Stabilize local public health services: Funding changes and repeated budget reductions over the past 16 years have left the state and local public health systems struggling to meet their basic responsibility to provide essential public health services. King County’s ability to address latent tuberculosis in about 100,000 residents has been limited, and the county has experienced record numbers of communicable disease outbreaks. The reductions in the infectious disease programs has made it difficult to do outreach to people who may be infected with syphilis, hepatitis B, pertussis and gonorrhea. The legislative agenda calls on the state to provide statewide assistance to fill the gaps in the public health system.

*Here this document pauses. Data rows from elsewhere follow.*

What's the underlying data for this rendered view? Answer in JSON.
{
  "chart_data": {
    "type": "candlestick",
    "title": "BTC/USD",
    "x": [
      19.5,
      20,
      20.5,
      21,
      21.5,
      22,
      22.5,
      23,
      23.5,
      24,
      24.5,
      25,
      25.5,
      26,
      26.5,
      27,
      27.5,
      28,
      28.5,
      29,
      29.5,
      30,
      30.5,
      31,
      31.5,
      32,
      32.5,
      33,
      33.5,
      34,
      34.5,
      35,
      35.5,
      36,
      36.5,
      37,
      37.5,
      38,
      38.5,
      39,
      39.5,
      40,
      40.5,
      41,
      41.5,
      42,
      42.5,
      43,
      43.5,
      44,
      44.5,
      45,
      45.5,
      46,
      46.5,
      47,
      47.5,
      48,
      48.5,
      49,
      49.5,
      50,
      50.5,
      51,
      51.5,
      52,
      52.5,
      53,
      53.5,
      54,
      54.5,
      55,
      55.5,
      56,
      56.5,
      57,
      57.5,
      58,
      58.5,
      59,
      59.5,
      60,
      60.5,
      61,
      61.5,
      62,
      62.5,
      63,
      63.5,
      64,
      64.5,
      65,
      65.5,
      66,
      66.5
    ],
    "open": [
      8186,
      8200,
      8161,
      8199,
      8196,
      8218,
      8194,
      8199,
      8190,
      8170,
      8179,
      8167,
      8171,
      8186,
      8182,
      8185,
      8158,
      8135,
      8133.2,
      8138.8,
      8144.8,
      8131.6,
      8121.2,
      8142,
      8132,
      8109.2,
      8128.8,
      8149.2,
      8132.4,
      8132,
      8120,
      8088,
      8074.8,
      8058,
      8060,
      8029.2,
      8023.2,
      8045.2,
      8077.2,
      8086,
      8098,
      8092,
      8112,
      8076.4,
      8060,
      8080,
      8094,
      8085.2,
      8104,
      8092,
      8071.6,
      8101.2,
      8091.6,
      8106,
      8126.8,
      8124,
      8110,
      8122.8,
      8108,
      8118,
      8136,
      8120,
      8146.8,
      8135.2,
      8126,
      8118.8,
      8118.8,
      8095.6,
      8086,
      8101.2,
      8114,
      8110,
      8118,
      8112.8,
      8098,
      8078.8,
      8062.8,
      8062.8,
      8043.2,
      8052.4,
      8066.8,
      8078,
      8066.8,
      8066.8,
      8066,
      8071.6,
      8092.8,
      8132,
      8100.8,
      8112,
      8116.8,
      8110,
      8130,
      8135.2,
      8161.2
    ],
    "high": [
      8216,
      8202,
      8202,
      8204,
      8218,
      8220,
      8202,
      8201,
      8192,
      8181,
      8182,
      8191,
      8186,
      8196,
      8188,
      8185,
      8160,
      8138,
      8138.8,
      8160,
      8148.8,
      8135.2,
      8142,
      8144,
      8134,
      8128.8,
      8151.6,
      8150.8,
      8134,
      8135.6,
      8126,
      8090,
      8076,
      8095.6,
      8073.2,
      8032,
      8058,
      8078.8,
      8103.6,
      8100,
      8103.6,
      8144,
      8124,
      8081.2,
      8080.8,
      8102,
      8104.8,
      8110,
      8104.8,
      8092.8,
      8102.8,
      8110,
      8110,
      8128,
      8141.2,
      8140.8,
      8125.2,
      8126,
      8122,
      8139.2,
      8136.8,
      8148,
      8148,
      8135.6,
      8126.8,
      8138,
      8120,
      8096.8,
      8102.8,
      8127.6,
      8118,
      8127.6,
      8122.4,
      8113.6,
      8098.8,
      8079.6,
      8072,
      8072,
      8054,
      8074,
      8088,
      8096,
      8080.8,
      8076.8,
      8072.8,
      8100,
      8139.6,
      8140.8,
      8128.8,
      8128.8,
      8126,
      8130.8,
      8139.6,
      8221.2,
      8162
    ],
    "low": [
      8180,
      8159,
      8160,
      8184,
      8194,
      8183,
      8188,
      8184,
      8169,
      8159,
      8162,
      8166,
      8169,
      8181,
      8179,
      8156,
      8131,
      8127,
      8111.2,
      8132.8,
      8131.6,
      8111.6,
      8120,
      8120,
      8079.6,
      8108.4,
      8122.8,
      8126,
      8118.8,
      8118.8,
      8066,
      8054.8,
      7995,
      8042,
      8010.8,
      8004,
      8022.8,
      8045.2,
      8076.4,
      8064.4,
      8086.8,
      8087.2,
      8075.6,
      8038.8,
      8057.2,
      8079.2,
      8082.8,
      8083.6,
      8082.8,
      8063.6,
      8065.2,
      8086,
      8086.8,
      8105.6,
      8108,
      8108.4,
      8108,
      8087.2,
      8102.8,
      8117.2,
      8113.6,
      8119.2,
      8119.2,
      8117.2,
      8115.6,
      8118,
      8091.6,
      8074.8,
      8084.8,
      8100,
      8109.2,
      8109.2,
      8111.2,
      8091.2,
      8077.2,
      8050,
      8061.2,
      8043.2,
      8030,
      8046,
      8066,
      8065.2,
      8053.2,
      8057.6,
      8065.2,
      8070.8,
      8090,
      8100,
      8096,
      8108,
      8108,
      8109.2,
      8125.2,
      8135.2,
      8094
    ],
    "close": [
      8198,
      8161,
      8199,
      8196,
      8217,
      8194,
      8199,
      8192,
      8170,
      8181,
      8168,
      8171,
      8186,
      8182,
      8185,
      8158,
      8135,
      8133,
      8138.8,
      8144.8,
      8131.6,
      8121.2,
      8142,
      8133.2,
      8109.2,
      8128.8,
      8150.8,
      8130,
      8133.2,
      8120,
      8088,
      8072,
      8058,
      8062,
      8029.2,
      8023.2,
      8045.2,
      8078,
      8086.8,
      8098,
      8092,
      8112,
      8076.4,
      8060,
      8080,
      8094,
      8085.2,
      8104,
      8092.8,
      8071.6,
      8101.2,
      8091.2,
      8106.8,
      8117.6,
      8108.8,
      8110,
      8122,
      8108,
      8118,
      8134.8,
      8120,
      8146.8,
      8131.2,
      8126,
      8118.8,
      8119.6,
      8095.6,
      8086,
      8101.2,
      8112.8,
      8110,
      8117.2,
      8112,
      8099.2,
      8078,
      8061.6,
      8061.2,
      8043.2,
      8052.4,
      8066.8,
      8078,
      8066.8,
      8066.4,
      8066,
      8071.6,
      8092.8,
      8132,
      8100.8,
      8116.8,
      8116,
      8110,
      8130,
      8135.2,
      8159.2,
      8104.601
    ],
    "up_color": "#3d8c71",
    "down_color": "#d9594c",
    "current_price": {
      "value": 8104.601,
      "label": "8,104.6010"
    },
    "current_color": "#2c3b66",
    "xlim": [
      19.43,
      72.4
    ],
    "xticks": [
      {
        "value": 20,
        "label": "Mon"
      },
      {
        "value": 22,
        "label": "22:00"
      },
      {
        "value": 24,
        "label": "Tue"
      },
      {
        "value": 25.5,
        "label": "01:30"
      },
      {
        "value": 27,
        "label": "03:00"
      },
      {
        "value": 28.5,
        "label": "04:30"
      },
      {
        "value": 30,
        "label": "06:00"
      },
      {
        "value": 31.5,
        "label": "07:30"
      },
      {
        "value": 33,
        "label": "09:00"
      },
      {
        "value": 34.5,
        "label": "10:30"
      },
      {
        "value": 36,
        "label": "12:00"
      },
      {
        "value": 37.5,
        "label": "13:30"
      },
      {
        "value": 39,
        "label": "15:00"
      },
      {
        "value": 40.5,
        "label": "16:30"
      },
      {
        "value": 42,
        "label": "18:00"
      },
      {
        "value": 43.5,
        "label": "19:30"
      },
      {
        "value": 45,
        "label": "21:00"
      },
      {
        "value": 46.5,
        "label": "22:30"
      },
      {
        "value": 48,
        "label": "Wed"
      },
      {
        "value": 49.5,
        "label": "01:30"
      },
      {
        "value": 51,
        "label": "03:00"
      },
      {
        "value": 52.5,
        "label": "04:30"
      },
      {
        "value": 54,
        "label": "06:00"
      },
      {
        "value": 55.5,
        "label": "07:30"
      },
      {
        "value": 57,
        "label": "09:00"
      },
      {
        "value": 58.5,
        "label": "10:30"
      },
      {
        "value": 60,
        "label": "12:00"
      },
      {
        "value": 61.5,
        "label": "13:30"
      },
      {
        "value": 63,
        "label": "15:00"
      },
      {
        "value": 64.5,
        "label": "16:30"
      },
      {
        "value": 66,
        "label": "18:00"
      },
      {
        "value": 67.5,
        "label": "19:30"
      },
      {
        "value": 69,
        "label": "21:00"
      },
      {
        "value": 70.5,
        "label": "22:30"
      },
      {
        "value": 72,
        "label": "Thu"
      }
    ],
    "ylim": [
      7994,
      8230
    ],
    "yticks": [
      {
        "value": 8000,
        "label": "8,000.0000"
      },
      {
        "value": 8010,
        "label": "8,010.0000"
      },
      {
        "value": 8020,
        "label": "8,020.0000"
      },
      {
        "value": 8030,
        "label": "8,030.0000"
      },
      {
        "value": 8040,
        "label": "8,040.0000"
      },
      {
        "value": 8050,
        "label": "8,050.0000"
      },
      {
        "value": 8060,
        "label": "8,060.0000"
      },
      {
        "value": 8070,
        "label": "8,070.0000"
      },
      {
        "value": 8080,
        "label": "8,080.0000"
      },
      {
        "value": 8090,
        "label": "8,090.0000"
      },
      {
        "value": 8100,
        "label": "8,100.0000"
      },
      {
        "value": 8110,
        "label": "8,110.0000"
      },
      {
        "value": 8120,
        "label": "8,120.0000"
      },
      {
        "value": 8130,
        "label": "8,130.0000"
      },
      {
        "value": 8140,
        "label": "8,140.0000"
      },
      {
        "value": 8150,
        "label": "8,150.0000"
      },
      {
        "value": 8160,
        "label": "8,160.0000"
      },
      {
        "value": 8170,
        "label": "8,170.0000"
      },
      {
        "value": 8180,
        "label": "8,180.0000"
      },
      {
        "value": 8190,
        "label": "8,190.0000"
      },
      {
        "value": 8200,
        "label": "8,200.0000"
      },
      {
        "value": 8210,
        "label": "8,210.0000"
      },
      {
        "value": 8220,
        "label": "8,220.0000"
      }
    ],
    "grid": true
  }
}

Homelessness and Affordable Housing: The county is looking to partner with the state to confront homelessness and the opioid crisis and address the immediate emergency and the root causes of both issues. The county will ask for an investment in the Housing Trust Fund to increase affordable housing supply, and removal of the 2018 sunset on the Document Recording Fee to preserve rapid rehousing and permanent supportive housing efforts. The agenda also calls on Olympia to expand access to medication assisted treatment to transition people safely off heroin or prescription opiates.

Local roads and infrastructure: King County is the state’s “economic engine” with thousands of individuals and millions of dollars’ worth of goods transported daily on county roads. The county looks to collaborate with the state to protect those assets by identifying a suitable revenue source to address long term regional and local road needs and address chronically underfunded county regional and local road projects. King County also wants to ensure that people and goods continue to move during the Alaskan Way Viaduct Replacement construction by extending $15.3 million for King County Metro mitigation funding, consistent with the state’s memorandum of understanding.